Malaal Movie Review

Debutant actors Meezhan (right) and Sharmin Segal in “Malaal.” (photo provided)

SLB Productions and T-Series present “Malaal”

Produced by: Sanjay Leela Bhansali, Bhushan Kumar, Krishan Kumar & Mahaveer Jain

Directed by: Mangesh Hadawale

Written by: K. Selvaraghavan, Mangesh Hadawale, Sanjay Leela Bhansali & Sanjeev

Music: Sanjay Leela Bhansali, Shreyas Puranik & Shail Hada

Starring; Meezhan, Sharmin Segal, Sameer Dharmadhikari, Ankush Bisht, Komal Chhabria, Chinmayi Surve and others

MUMBAI— Every film cannot be an “Ek Duuje Ke Liye.” We mention this aspect not only in context of an epic love story but also with relevance to a South Indian subject. Come to 2019 and every film cannot be a “Kabir Singh” either.

Here’s a South original that, very clearly, should not have been touched. The shocker is that Sanjay Leela Bhansali is involved in this film as co-producer, co-writer and co-composer! What’s more, his heart clearly is not in any of these departments. Director Mangesh Hadawale remakes a film that, if this movie is anything to go by, was itself a pointless story that did not have a worthwhile reason to be made in the first place!

Here’s the crux of the tale: A Mumbai ‘chawl’ (multiple rooms and occupants on each floor) houses the More family, and son Shiva (Meezaan) is a wayward and aimless youth. He bullies and beats and almost slaps his father, but is a whiz at cricket and also is so good at Maths he can give Shakuntala Devi a complex.

In this Maharashtrian-dominated chawl comes a family-based lifelong in Mumbai but hailing from Uttar Pradesh – the Tripathis – whose daughter Aastha (Sharmin Segal) is the opposite—she is doing her Chartered Accountancy. Her family has fallen on bad times and so has just moved into the chawl. However, she is so clever she gives tuitions to the other kids in the building. A politician, who is anti-North Indians (Ha! That ‘topical’ touch!) is a part of the reason for Shiva’s initial discord with her, as he uses Shiva’s inherent rebellious streak for his nefarious work.

The initial relationship that develops between the two youngsters is one of mutual dislike. As obvious, it soon turns into one-sided love from the boy’s side and then mutual liking. Aastha, however, is engaged to a rich heir named Aditya (played by a total non-actor) and finally decides that she will marry him for her parents’ sake rather than Shiva, who has even improved himself because of her and has also got a steady job, winning over his despairing father. But Fate has other plans.

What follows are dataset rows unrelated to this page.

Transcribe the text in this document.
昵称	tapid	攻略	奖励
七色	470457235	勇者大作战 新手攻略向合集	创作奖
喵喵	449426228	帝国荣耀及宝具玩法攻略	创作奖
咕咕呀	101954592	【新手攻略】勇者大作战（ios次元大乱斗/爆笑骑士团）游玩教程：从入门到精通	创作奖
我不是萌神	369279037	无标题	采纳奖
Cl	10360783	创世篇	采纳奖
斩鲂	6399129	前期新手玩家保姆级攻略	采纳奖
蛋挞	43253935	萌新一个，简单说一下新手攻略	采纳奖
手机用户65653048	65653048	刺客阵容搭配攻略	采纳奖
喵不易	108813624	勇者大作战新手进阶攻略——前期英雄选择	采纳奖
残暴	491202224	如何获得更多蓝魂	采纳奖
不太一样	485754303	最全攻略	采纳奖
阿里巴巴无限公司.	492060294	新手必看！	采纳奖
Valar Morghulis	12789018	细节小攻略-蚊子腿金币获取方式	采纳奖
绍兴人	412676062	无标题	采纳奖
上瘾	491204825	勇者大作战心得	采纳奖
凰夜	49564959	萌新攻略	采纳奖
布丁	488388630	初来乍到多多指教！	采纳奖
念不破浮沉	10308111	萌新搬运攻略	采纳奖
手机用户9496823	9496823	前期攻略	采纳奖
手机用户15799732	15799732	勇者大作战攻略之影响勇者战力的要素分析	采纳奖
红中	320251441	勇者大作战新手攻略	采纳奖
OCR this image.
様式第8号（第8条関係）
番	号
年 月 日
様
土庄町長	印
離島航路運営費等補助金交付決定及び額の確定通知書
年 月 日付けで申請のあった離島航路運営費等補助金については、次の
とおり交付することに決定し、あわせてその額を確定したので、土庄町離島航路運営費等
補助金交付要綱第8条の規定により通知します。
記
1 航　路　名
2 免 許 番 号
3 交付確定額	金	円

Seriously, such a dated subject, that too without a satisfactory culmination, if (re)made, should have been delivered in a crisp narration of less than two hours with dollops of freshness and possibly humor. The dreary narration of the first half turns so drearier later that one feels that three hours of running time must surely have elapsed instead of the 2.16 hours shown on the censor certificate. And the twist comes so fast – in seconds, a la the over-hyped Marathi film “Sairaat” and its Hindi remake – that it looks as if the writers and director suddenly decided to finish this bore-a-thon.

But what makes THIS film worse is that the previous film at least had the intention of highlighting the issue of honor killing. Here, we find the motivations of every character as confused as the mentalities of the protagonists!

The music is restricted to some passable songs that, however, do not remain in memory two minutes after they are over – this seems to be Bhansali’s only concession to ‘today’ Hindi cinema! It also carries a hangover of Bhansali’s scores in “Guzaarish,” “Goliyon Ki RasLila – Ram-Lila” and “Bajirao Mastani.” The singing is soulless as well. The background music (Sanchit and Ankit Balsara) must be alright because I kind of did not notice it at all in the dullness of the whole thing!

Hadawale directs like everyone who is trying out a mainstream film with their “own arty stamp” and, sorry to say, nothing touched me. The post-climax sequence, brief though it is, looks so stretched and fake. Also notice how when the couple finally makes out in a friend’s house, the girl’s clothes, hair and even her “teeka” are totally immaculate!

Meezaan needs to be judged on better roles in better films with better directors. Here, his smile looks Madhavan-ish, his general demeanor a cover version of Ranveer Singh, and a couple of decent dances do not prove anything. His arsenal of some three stock expressions is grimly impoverished. Sharmin Segal’s expressions have one less than three (!), and at best, she can be termed strictly alright, and star charisma seems to be missing from both of them. From the supporting cast, the actors playing Shiva’s parents (Chinmayi Surve plays the mother) and close friend Nandu are effective. The rest do not matter.

Neither, truth be told, does the film. If I must watch a dull love story with newcomers, give me a “Notebook” any day. At least, the film was not negative, had its heart and brain in the right place, and the actors had risen above the plodding script.